When kickoff arrives in barely more than two weeks, fans will be treated to a new video board that is significantly bigger - and with a sharper picture - than the one they saw a year ago.
"In a lot of cases, the content will be similar, it's just going to look so much better and in some cases, so much bigger," says Barry Rice, UT's video coordinator. "We are privileged beyond belief to have this. I hope the fans enjoy it, and I think they will."
Even with advertising visible on the screen, which will serve as the default configuration on game day, the new board will provide 600 more square feet of video area than its predecessor. That's an increase of nearly 45 percent in the viewing area.
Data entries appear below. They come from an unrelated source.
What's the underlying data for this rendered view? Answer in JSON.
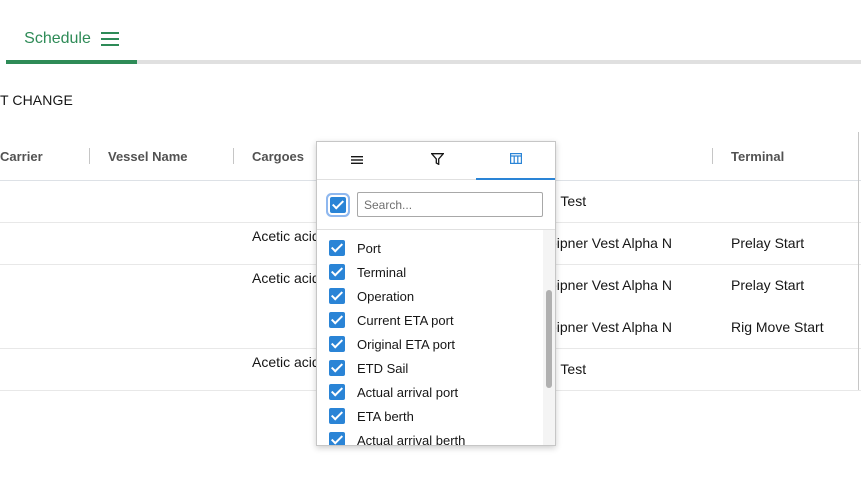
{
  "tabs": {
    "schedule_label": "Schedule",
    "menu_icon": "hamburger-icon",
    "accent": "#2e8b57"
  },
  "section_title": "T CHANGE",
  "grid": {
    "columns": [
      "Carrier",
      "Vessel Name",
      "Cargoes",
      "Terminal"
    ],
    "rows": [
      {
        "cargo": "",
        "location": "d Test",
        "terminal": ""
      },
      {
        "cargo": "Acetic acid",
        "location": "eipner Vest Alpha N",
        "terminal": "Prelay Start"
      },
      {
        "cargo": "Acetic acid",
        "location": "eipner Vest Alpha N",
        "terminal": "Prelay Start"
      },
      {
        "cargo": "",
        "location": "eipner Vest Alpha N",
        "terminal": "Rig Move Start"
      },
      {
        "cargo": "Acetic acid",
        "location": "d Test",
        "terminal": ""
      }
    ]
  },
  "column_menu": {
    "tab_icons": [
      "menu-lines-icon",
      "filter-icon",
      "columns-icon"
    ],
    "active_tab": "columns",
    "search_placeholder": "Search...",
    "select_all_checked": true,
    "items": [
      {
        "label": "Port",
        "checked": true
      },
      {
        "label": "Terminal",
        "checked": true
      },
      {
        "label": "Operation",
        "checked": true
      },
      {
        "label": "Current ETA port",
        "checked": true
      },
      {
        "label": "Original ETA port",
        "checked": true
      },
      {
        "label": "ETD Sail",
        "checked": true
      },
      {
        "label": "Actual arrival port",
        "checked": true
      },
      {
        "label": "ETA berth",
        "checked": true
      },
      {
        "label": "Actual arrival berth",
        "checked": true
      }
    ],
    "accent": "#2a84d6"
  }
}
And at certain moments UT will devote the entire 4,580- square foot viewing area to show video. A new real-time stats feed from the press box and luxury suites is also available for use on the video screen as well.
With the impressive video quality and size of the new board, Early wants to make sure that the video presentation complements the game for fans in the seats and doesn't overshadow it. And as the season progresses, more features will be incorporated into the gameday presentation.
"I think our initial game or two is going to be a walk-before-you-run type deal," Fuller said. "Our first couple games with the ribbon boards were pretty vanilla, then we started feeding out of town scores to it and figuring out what we had. It will be sort of the same maturation process with this.
"But the capabilities are almost limitless in terms of what you can do."